David laughed. ‘You gave him the push he needed. He and Penelope could have a good life here, I think. It’s a nice town, lots going on.’

After they’d finished their soup and gone on to the cheese, Alexandra asked, ‘Could you have a good life here, David?’

He nodded. ‘Yes, I think I could. I could buy a van, buy stock here and take it over to the UK to sell and make a very nice profit.’

‘I know you were thinking of doing that,’ said Alexandra, ‘you told me.’ She paused. She really wanted the answer to a different question. ‘You said – I was wondering—’ She stopped. She had never asked David about his love life and he had never volunteered anything. It was an unspoken agreement that this was a forbidden topic. Now she felt she wanted to know.

‘You were wondering if, like Jack, I could find the love of my life?’ He took another slice of cheese and neither of them spoke while he ate it. ‘I think I could. In fact—’

‘Don’t tell me if you don’t want to!’ said Alexandra, thinking she may well have overstepped a line that had lain between them for years.

‘You’re being unusually tactful, Lexi. Usually you say what you think and ask any question you need the answer to.’

‘I know but – this is different.’ It was different. David’s romantic life would be illegal in England and he wouldn’t want to involve her in it.

‘I do appreciate your discretion, chicken, and there is someone here who I … like. Is that enough to be going on with?’

Alexandra smiled. ‘It’s plenty. Thank you so much for telling me.’

‘And while we’re telling each other things – is there anything you’d like to confide in me? The house is always full of people and even more so now it’s Christmas, so now might be our only chance.’

Alexandra sighed. ‘Well, I don’t suppose it’s any secret, to you anyway, that I’ve got a huge crush on Antoine. I know exactly how silly it is, how much of a cliché it is – honestly, it’s practically a direct copy of what happens in Jane Eyre, but I can’t help it. I know my crush will go away in time and I’ll end up marrying someone suitable, who isn’t older, who hasn’t got children and a rundown chateau—’

David laughed. ‘I don’t know when you last read Jane Eyre but I’m fairly sure Mr Rochester fell in love with the governess.’

Alexandra gave a little chuckle. ‘Antoine is not at all like Mr Rochester!’

‘And you’re not remotely like Jane Eyre, but I think we should check the attics for mad wives anyway, just in case.’

Now Alexandra was laughing too. ‘I don’t think we need to; we know who Antoine’s ex-wife is.
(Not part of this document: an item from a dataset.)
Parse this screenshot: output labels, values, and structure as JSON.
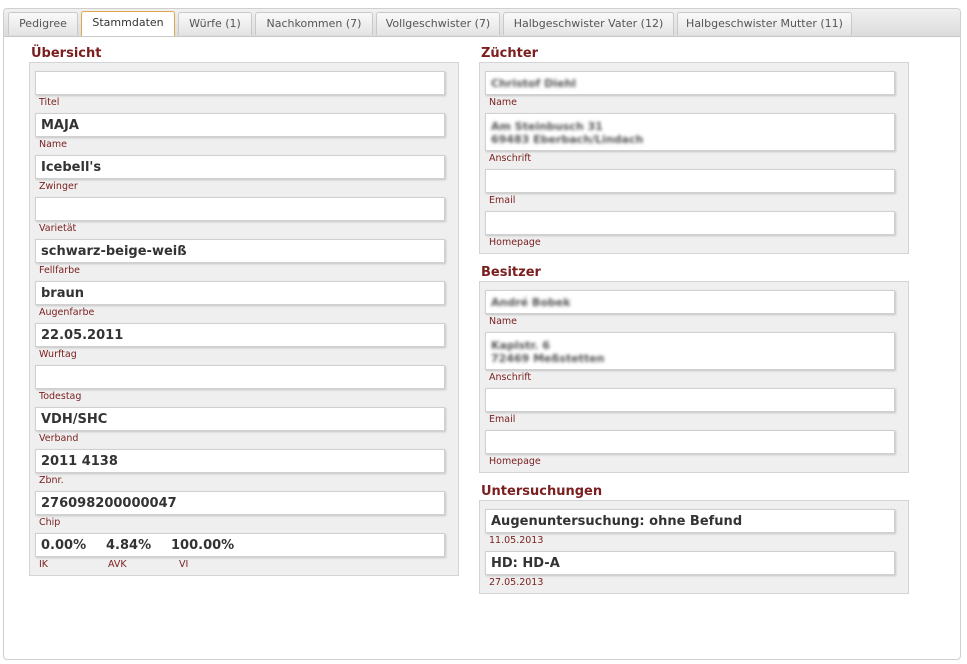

And she’s not in the attic!’

‘How do we know he’s only got one? There may be a room full of bodies up there. “Anne, sister Anne!”’ he declaimed. ‘“Do you see anyone coming?’”

‘Like in Bluebeard?’ Alexandra was mildly hysterical now.

They’d taken things several stages further in which Alexandra was now Snow White, in love with all seven dwarves, when suddenly Véronique, the children hard on her heels, appeared in the kitchen.

‘You seem to be having a party all on your own,’ said Véronique, obviously wanting to object but unable to find a reason.

‘Not really,’ said Alexandra. ‘David just made a joke that appealed to me.’

‘Perhaps we could share it?’ asked Véronique.

‘Oh no,’ said David firmly. ‘Jokes never bear repeating. Have you had lunch?’

‘We went out for lunch,’ said Stéphie. ‘Maxime was there and he sent you his love.’ She rolled her eyes at this. ‘Where are the kittens? Oh, here you are.’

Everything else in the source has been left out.